Repare-se que nada disto contraria um outro objectivo da política económica que é promover a redução das desigualdades. Não se deve é fazer isso através do valor dos salários. Há outros instrumentos, que o Governo já usa, como os impostos sobre o rendimento e os subsídios, para garantir uma distribuição mais equitativa do rendimento, combatendo ainda o poder de mercado que alguns grupos de trabalhadores têm.

O que leva então António Costa a dizer que prefere concentrar os aumentos no grupo dos que ganham menos? O seu ministro das Finanças facilmente lhe consegue explicar que essa política não é a que melhor serve os objectivos de uma administração pública de qualidade, qualificada e com capacidade de atrair os melhores. Mário Centeno estudou profundamente o assunto.

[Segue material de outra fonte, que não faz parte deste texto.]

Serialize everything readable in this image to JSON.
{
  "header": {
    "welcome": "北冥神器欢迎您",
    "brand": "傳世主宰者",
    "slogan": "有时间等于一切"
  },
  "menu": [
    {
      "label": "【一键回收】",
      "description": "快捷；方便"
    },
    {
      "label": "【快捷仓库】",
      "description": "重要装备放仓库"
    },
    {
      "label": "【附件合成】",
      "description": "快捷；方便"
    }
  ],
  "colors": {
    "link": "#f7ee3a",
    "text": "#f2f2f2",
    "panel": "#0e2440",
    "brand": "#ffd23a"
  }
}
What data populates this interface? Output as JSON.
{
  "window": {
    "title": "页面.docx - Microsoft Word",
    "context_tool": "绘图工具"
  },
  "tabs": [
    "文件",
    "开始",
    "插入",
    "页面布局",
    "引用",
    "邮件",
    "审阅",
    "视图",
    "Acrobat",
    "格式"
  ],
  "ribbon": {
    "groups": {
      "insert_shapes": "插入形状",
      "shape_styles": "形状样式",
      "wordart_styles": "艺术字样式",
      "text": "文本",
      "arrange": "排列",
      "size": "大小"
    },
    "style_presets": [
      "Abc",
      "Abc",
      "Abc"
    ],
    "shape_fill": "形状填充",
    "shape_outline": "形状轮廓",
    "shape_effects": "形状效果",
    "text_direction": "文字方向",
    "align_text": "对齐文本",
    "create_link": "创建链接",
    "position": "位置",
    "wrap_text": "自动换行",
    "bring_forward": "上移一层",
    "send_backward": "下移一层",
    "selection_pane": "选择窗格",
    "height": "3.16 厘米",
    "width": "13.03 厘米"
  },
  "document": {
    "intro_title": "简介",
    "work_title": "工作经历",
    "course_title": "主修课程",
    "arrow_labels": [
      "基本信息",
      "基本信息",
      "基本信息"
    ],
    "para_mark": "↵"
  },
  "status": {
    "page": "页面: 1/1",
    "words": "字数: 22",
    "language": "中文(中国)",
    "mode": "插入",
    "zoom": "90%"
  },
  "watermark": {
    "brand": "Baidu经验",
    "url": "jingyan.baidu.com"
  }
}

Será a política, pura e dura, que ditou a frase do primeiro-ministro? Ganhar votos que imagina podem estar no PCP ou mesmo no PSD? Fazer com que fossem os outros partidos que o apoiam a dizer o que podia ser impopular: que todos deviam ser aumentados, por pouco que fosse? O salário que recebemos não é um subsídio, nem um donativo, nem um acto de caridade de quem paga a quem recebe.  O salário é o preço do trabalho que se faz. O populismo faz-se destas pequenas frases, destas preferências simplistas de dar mais a quem tem menos através dos salários, desvalorizando o trabalho. É tão fácil concordar. Porque é preciso pensar mais do que uma vez para se perceber que aumentar salários apenas aos que ganham menos não é boa política de desenvolvimento.